WASHINGTON -- The word has come down from on high.

The Securities and Exchange Commission staff has announced that it is developing a disclosure standard for the secondary market in municipal securities and wants input from all sectors of the market by January.

The move was announced last Wednesday by Christopher Taylor, the executive director of the Municipal Securities Rulemaking Board, in a speech before the Municipal Forum of New York.

To find out why the SEC is wasting no time in devising a disclosure standard, just look at the recent actions of firms like Glenview, Ill., financial adviser R. V. Norene & Associates.

On Aug. 27, the president of the firm, Ronald Norene, sent letters to a number of his suburban Chicago clients urging them to think twice about participating in the awards program of the National Federation of Municipal Analysts.

The program honors issuers that pledge to provide investors with annual audited financial statements and "other pertinent credit information" about their outstanding securities.

Jeffrey Esser, the executive director of the Government Finance Officers Association, had written GFOA members on Aug. 1.2 urging them to join the awards program.

One of the issuers was the Village of Mount Prospect Ill., which is a client of Norene. Its finance director, David Jepson, wrote Norene asking for his advice on whether the village should participate.

"I have a big problem with the written commitment to provide other pertinent credit information," Norene responded on Aug. 19.

"This brings up the specter of a bondholder suing the city for damages if the value of his securities drops because" there was important information he thought he should receive but didn't, Norene wrote.

"Even if the lawsuit is determined not to have merit, the city still has to defend itself, which costs money.

"A city/village is routinely involved in land use/zoning decisions that can impact the tax base and/or employment levels within the community," Norene wrote Jepson. "At which point does it become pertinent? -- when deliberations begin or when they end?"

Norene also wondered what happens if a major employer and taxpayer in the area approaches the city and confidentially explores getting some tax breaks as a condition of remaining in the area. "Is this pertinent information that should be reported to the investment community immediately upon the city staff being alerted?"

Some GFOA members have been quick to jump on the awards program bandwagon. The analysts federation has formally recognized more than 200 issuers for pledging timely disclosure.

Ron Norene, however, wonders how many issuers that have signed on with the federation fully understand that they have to provide more than annual financials.

In in a telephone interview last week, Norene said he is "certainly worried" about what Washington might do regulation-wise. Nevertheless, he says his concern is that his clients "not sign some blank check."

The GFOA last week issued a 15-page memorandum to issuers fulling explaining the federation's award program.

But if Norene has big problems with the pledge to provide other pertinent credit information, other people have a big problem with his attitude.

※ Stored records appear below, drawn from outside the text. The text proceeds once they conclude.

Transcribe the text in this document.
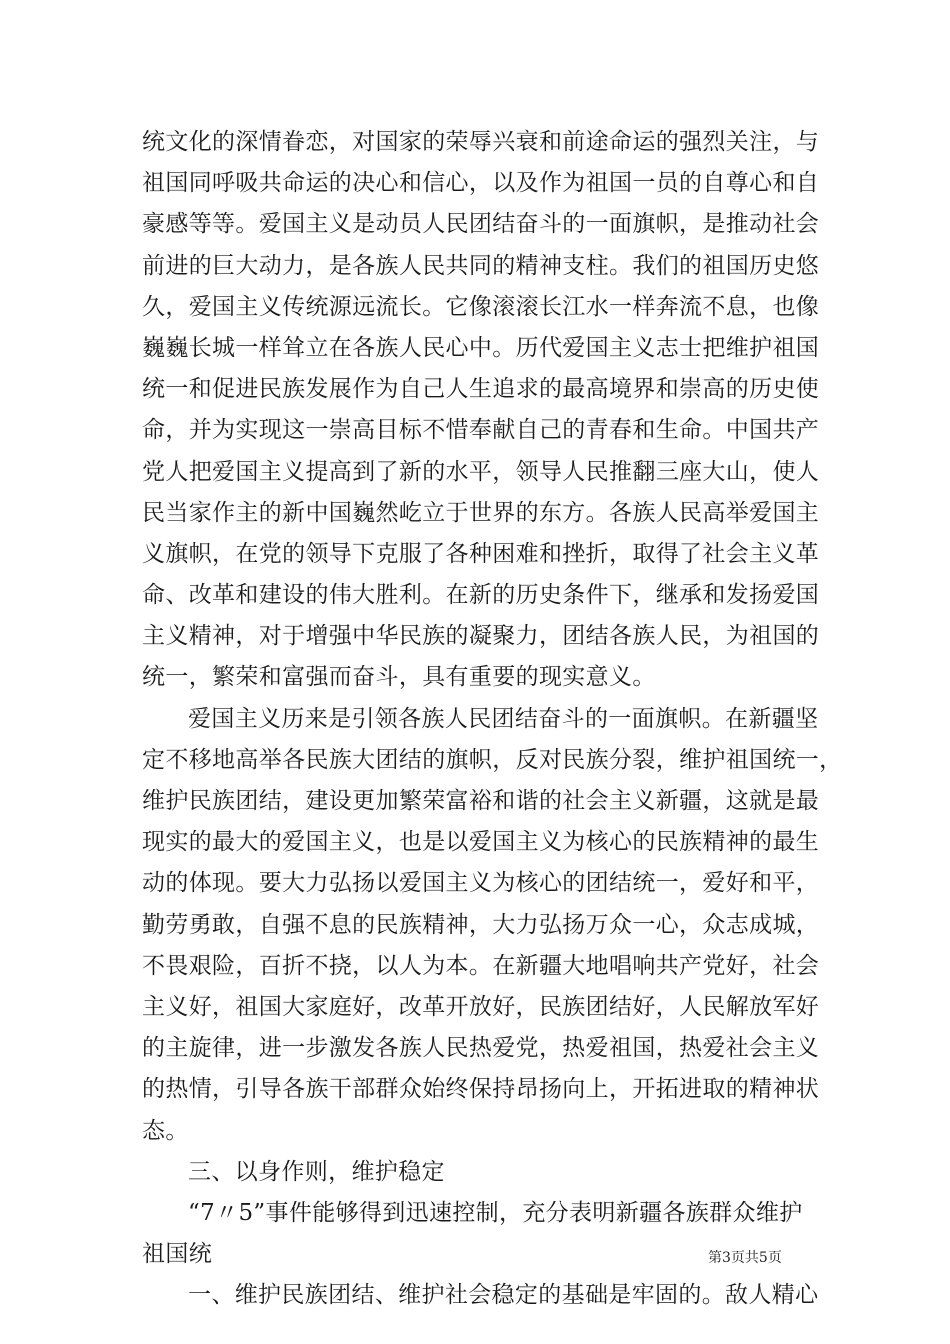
统文化的深情眷恋，对国家的荣辱兴衰和前途命运的强烈关注，与
祖国同呼吸共命运的决心和信心，以及作为祖国一员的自尊心和自
豪感等等。爱国主义是动员人民团结奋斗的一面旗帜，是推动社会
前进的巨大动力，是各族人民共同的精神支柱。我们的祖国历史悠
久，爱国主义传统源远流长。它像滚滚长江水一样奔流不息，也像
巍巍长城一样耸立在各族人民心中。历代爱国主义志士把维护祖国
统一和促进民族发展作为自己人生追求的最高境界和崇高的历史使
命，并为实现这一崇高目标不惜奉献自己的青春和生命。中国共产
党人把爱国主义提高到了新的水平，领导人民推翻三座大山，使人
民当家作主的新中国巍然屹立于世界的东方。各族人民高举爱国主
义旗帜，在党的领导下克服了各种困难和挫折，取得了社会主义革
命、改革和建设的伟大胜利。在新的历史条件下，继承和发扬爱国
主义精神，对于增强中华民族的凝聚力，团结各族人民，为祖国的
统一，繁荣和富强而奋斗，具有重要的现实意义。
爱国主义历来是引领各族人民团结奋斗的一面旗帜。在新疆坚
定不移地高举各民族大团结的旗帜，反对民族分裂，维护祖国统一，
维护民族团结，建设更加繁荣富裕和谐的社会主义新疆，这就是最
现实的最大的爱国主义，也是以爱国主义为核心的民族精神的最生
动的体现。要大力弘扬以爱国主义为核心的团结统一，爱好和平，
勤劳勇敢，自强不息的民族精神，大力弘扬万众一心，众志成城，
不畏艰险，百折不挠，以人为本。在新疆大地唱响共产党好，社会
主义好，祖国大家庭好，改革开放好，民族团结好，人民解放军好
的主旋律，进一步激发各族人民热爱党，热爱祖国，热爱社会主义
的热情，引导各族干部群众始终保持昂扬向上，开拓进取的精神状
态。
三、以身作则，维护稳定
“7〃5”事件能够得到迅速控制，充分表明新疆各族群众维护
祖国统
一、维护民族团结、维护社会稳定的基础是牢固的。敌人精心
第3页共5页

"I should thank him," SEC member Richard Roberts said in a telephone interview last week. "This will make it easier to sell my involuntary approach." Roberts told bond analysts meeting in St. Petersburg, Fla., on Sept. 15 that his patience "has basically expired" with voluntary efforts to improve ongoing disclosure.

"What it boils down to," said GFOA's Esser, is that people will always look for excuses "to avoid disclosing what ought to be disclosed. Admittedly, I have a greater chance of being run over by a bus [if I venture out] than if I stay here in my office."

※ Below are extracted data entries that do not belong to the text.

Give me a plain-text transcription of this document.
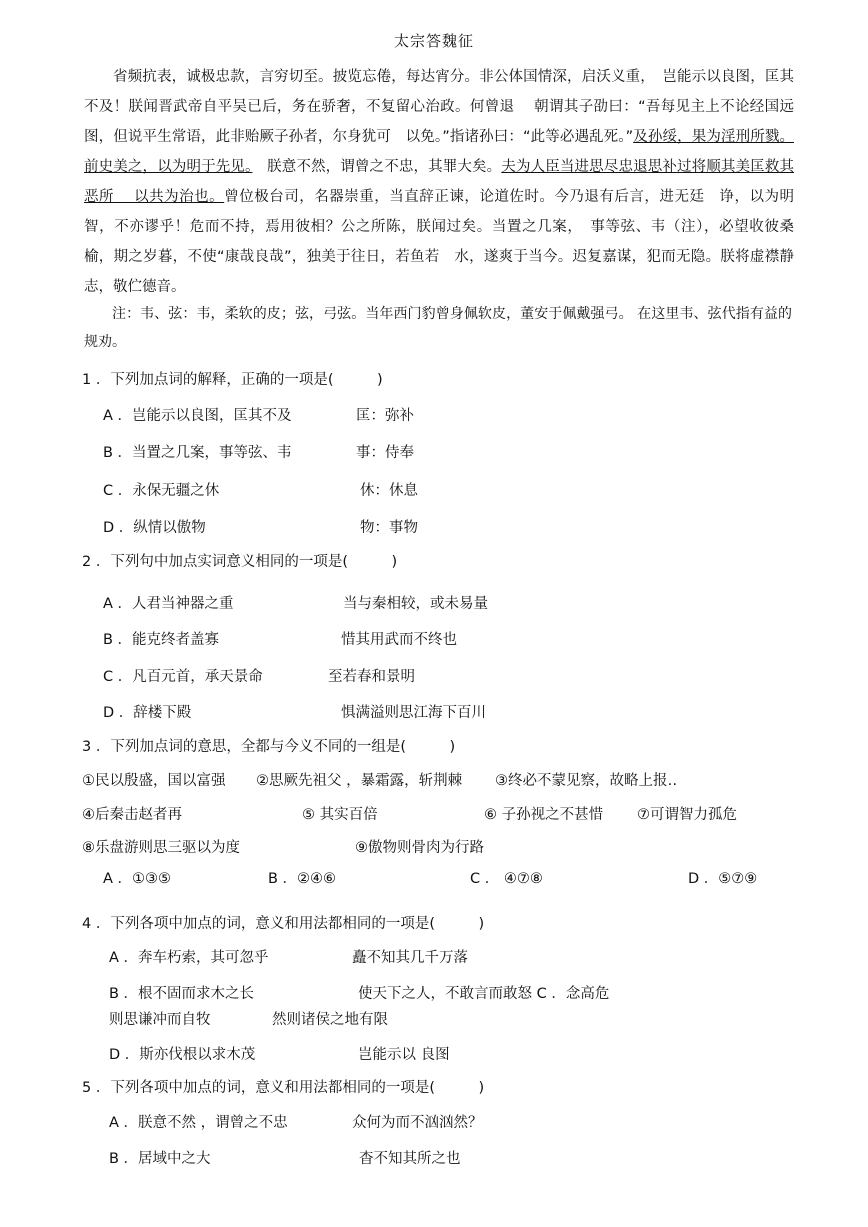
太宗答魏征
省频抗表，诚极忠款，言穷切至。披览忘倦，每达宵分。非公体国情深，启沃义重，　岂能示以良图，匡其不及！朕闻晋武帝自平吴已后，务在骄奢，不复留心治政。何曾退　 朝谓其子劭曰：“吾每见主上不论经国远图，但说平生常语，此非贻厥子孙者，尔身犹可　以免。”指诸孙曰：“此等必遇乱死。”及孙绥，果为淫刑所戮。前史美之，以为明于先见。　朕意不然，谓曾之不忠，其罪大矣。夫为人臣当进思尽忠退思补过将顺其美匡救其恶所　 以共为治也。曾位极台司，名器崇重，当直辞正谏，论道佐时。今乃退有后言，进无廷　诤，以为明智，不亦谬乎！危而不持，焉用彼相？公之所陈，朕闻过矣。当置之几案，　事等弦、韦（注），必望收彼桑榆，期之岁暮，不使“康哉良哉”，独美于往日，若鱼若　水，遂爽于当今。迟复嘉谋，犯而无隐。朕将虚襟静志，敬伫德音。
注：韦、弦：韦，柔软的皮；弦，弓弦。当年西门豹曾身佩软皮，董安于佩戴强弓。 在这里韦、弦代指有益的规劝。
1 ．下列加点词的解释，正确的一项是(　　　)
A ．岂能示以良图，匡其不及	匡：弥补
B ．当置之几案，事等弦、韦	事：侍奉
C ．永保无疆之休	休：休息
D ．纵情以傲物	物：事物
2 ．下列句中加点实词意义相同的一项是(　　　)
A ．人君当神器之重	当与秦相较，或未易量
B ．能克终者盖寡	惜其用武而不终也
C ．凡百元首，承天景命	至若春和景明
D ．辞楼下殿	惧满溢则思江海下百川
3 ．下列加点词的意思，全都与今义不同的一组是(　　　)
①民以殷盛，国以富强 ②思厥先祖父 ，暴霜露，斩荆棘 ③终必不蒙见察，故略上报‥
④后秦击赵者再	⑤ 其实百倍	⑥ 子孙视之不甚惜 ⑦可谓智力孤危
⑧乐盘游则思三驱以为度	⑨傲物则骨肉为行路
A ．①③⑤	B ．②④⑥	C ． ④⑦⑧	D ．⑤⑦⑨
4 ．下列各项中加点的词，意义和用法都相同的一项是(　　　)
A ．奔车朽索，其可忽乎	矗不知其几千万落
B ．根不固而求木之长	使天下之人，不敢言而敢怒 C ．念高危
则思谦冲而自牧	然则诸侯之地有限
D ．斯亦伐根以求木茂	岂能示以 良图
5 ．下列各项中加点的词，意义和用法都相同的一项是(　　　)
A ．朕意不然 ，谓曾之不忠	众何为而不汹汹然？
B ．居域中之大	杳不知其所之也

Robert Doty, chairman of the analysts awards program, said, "These people who are trying to be alarmist are doing a terrible, terrible disservice to the market and their clients. They are going to lead these issuers straight into a very comprehensive [regulatory] system. I resent it.

"They have gotten us into a fix where regulators feel they have to do something to break this logjam."

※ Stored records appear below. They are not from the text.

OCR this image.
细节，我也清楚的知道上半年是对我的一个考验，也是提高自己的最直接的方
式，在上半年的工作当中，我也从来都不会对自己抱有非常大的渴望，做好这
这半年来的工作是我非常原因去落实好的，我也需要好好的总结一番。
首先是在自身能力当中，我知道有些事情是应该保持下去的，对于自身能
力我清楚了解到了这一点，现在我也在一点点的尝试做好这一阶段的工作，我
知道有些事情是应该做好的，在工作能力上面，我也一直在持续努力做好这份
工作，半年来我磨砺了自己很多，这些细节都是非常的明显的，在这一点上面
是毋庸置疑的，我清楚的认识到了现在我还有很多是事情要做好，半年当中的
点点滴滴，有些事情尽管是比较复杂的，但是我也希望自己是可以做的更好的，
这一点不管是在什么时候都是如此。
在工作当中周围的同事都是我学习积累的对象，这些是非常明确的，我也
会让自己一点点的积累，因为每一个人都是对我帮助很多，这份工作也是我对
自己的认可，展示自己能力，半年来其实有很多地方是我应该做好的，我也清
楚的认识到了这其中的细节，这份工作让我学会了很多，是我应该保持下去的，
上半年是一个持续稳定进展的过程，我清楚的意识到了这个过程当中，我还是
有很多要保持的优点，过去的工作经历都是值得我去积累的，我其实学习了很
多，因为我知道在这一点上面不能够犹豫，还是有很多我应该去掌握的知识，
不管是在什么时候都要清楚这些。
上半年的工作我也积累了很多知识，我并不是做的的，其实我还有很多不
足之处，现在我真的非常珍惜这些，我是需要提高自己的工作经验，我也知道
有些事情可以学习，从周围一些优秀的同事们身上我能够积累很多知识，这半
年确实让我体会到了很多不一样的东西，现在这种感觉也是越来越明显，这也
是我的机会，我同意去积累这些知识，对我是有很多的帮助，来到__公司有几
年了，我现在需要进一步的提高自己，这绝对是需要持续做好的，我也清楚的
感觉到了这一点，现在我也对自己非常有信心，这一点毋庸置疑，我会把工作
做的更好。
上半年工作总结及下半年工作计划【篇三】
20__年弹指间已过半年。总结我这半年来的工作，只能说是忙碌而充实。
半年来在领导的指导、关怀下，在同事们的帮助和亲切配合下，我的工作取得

And break the logjam is exactly what regulators now say they plan to do.

What's the moral of the story? Maybe people like Ron Norene should lighten up about the risks facing their clients.

Or maybe not. Norene is one of a growing number of advisers and bond lawyers who have a problem with the "other pertinent credit information" request.

Perhaps it really is unrealistic for any group to think it can pull off a voluntary disclosure system with 100% participation given the risks perceived by market advisers.

Whatever the answer, it's too late now. The SEC has arrived. Welcome to the world of federal regulation.